Newspaper article THE JOURNAL RECORD

Morrison Tucker Helped Shape Banking Industry

Newspaper article THE JOURNAL RECORD

Morrison Tucker Helped Shape Banking Industry

Article excerpt

By Nancy Raiden Titus

Journal Record Staff Reporter

When you know an industry well enough to design the specialized forms it uses, you know the industry. Being around it for 60 years doesn't hurt either.

Longtime Oklahoma City resident Morrison G. Tucker, 82, has helped to shape the banking industry on this continent and beyond, though you wouldn't know it from his reserved demeanor.

He was on the original team of examiners for the newly formed Federal Deposit Insurance Corp. back in 1933 and later became the agency's assistant chief examiner. He also wrote its first bank examination manual.

After World War II, he worked with what was left of the Philippine government to reopen that country's banks. He later lived in Venezuela, overseeing the financial interests of the family of a college buddy _ Nelson Rockefeller.

Tucker has been known around Oklahoma City as a professional and innovative banker. Sometimes his innovations have met with success and sometimes with failure, but even after more than 40 years here he continues to make an impression on fellow bankers.

He came to Oklahoma City in 1951 and has had a hand in more than a half dozen banking related companies, including his pride and joy, American Bank Systems Inc.

Tucker's interest in typography led him to begin the bank form company in 1968. The company has designed more than 600 forms and software systems. The task requires attention to detail and understanding of the ever-changing regulatory requirements, including such laws as Truth in Savings, which went into effect last month and required new kinds of disclosures for deposit accounts.

Among the innovations developed by the company are courses to help banks set up or improve their credit filing system. The system includes software and a color-coded organizational system for paper credit files.

Tucker sold his interest in the company on July 10 to James W. Bruce Jr. and Edwin B. Cook, president. Bruce, the new majority owner, became the chairman and chief executive officer. Tucker continues to serve as vice chairman and remains an active participant.

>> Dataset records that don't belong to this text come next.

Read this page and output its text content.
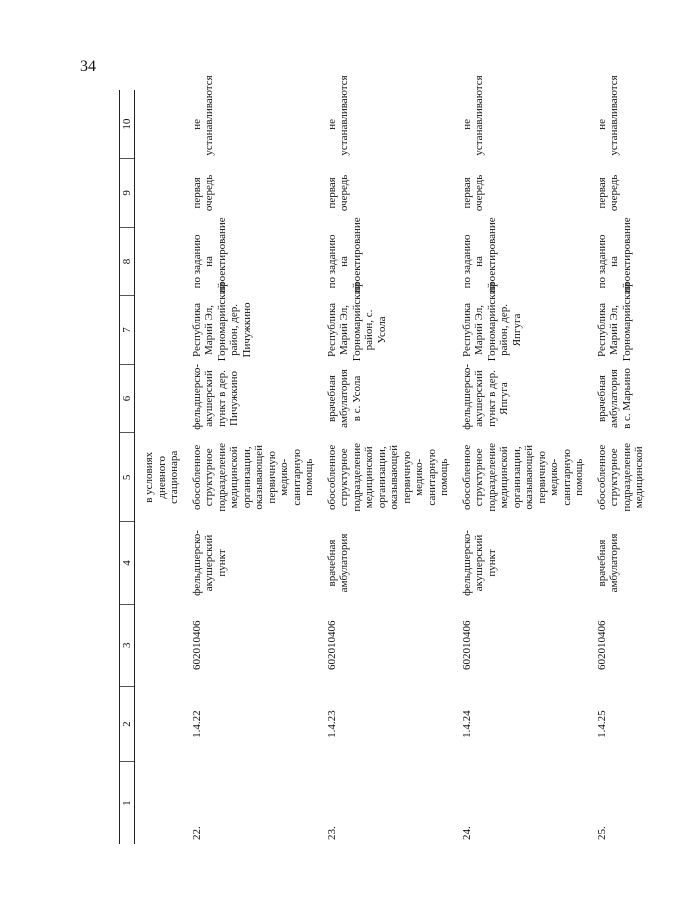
34
1	2	3	4	5	6	7	8	9	10
				в условиях дневного стационара					
22.	1.4.22	602010406	фельдшерско-акушерский пункт	обособленное структурное подразделение медицинской организации, оказывающей первичную медико-санитарную помощь	фельдшерско-акушерский пункт в дер. Пичужкино	Республика Марий Эл, Горномарийский район, дер. Пичужкино	по заданию на проектирование	первая очередь	не устанавливаются
23.	1.4.23	602010406	врачебная амбулатория	обособленное структурное подразделение медицинской организации, оказывающей первичную медико-санитарную помощь	врачебная амбулатория в с. Усола	Республика Марий Эл, Горномарийский район, с. Усола	по заданию на проектирование	первая очередь	не устанавливаются
24.	1.4.24	602010406	фельдшерско-акушерский пункт	обособленное структурное подразделение медицинской организации, оказывающей первичную медико-санитарную помощь	фельдшерско-акушерский пункт в дер. Япгуга	Республика Марий Эл, Горномарийский район, дер. Япгуга	по заданию на проектирование	первая очередь	не устанавливаются
25.	1.4.25	602010406	врачебная амбулатория	обособленное структурное подразделение медицинской	врачебная амбулатория в с. Марьино	Республика Марий Эл, Горномарийский	по заданию на проектирование	первая очередь	не устанавливаются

"I enjoy the work and the people. They are awfully nice people," he said.

Tucker also has been involved in numerous civic activities over the years. He has limited his involvement in recent years to Oklahoma City University, where he serves as chairman of the trustees' 12-person executive committee.

He also has been the leadoff speaker the past two years at the university's new Jack T. Conn Graduate School of Community Banking.

Tucker, or Tuck as he is affectionately known, began his banking career in 1932 with the U.S. Comptroller of the Currency, the regulator of national banks. He was transferred to the FDIC in June 1933 and worked for the agency for 11 years before going into the Navy in 1943.

Tucker said the view of the type of protection provided by the FDIC has changed over the years since the agency was first formed. Today policy makers emphasize the protection of small depositors. In the beginning, the coverage was viewed as a stabilizer of the financial payments system. The proof that it achieved its goal of stabilization came in the '80s when there were virtually no runs despite numerous failures. Runs were common during the succession of financial panics that occurred before the formation of the federal agency.

His Navy experience put him in the Philippines when that nation was in need of help to rebuild its banking system after the devastation of the war. Tucker served for about a year as a banking adviser to the Philippine government.

"Their government needed somebody to reopen their banks. I had had experience as the assistant chief of examinations for the FDIC nationwide."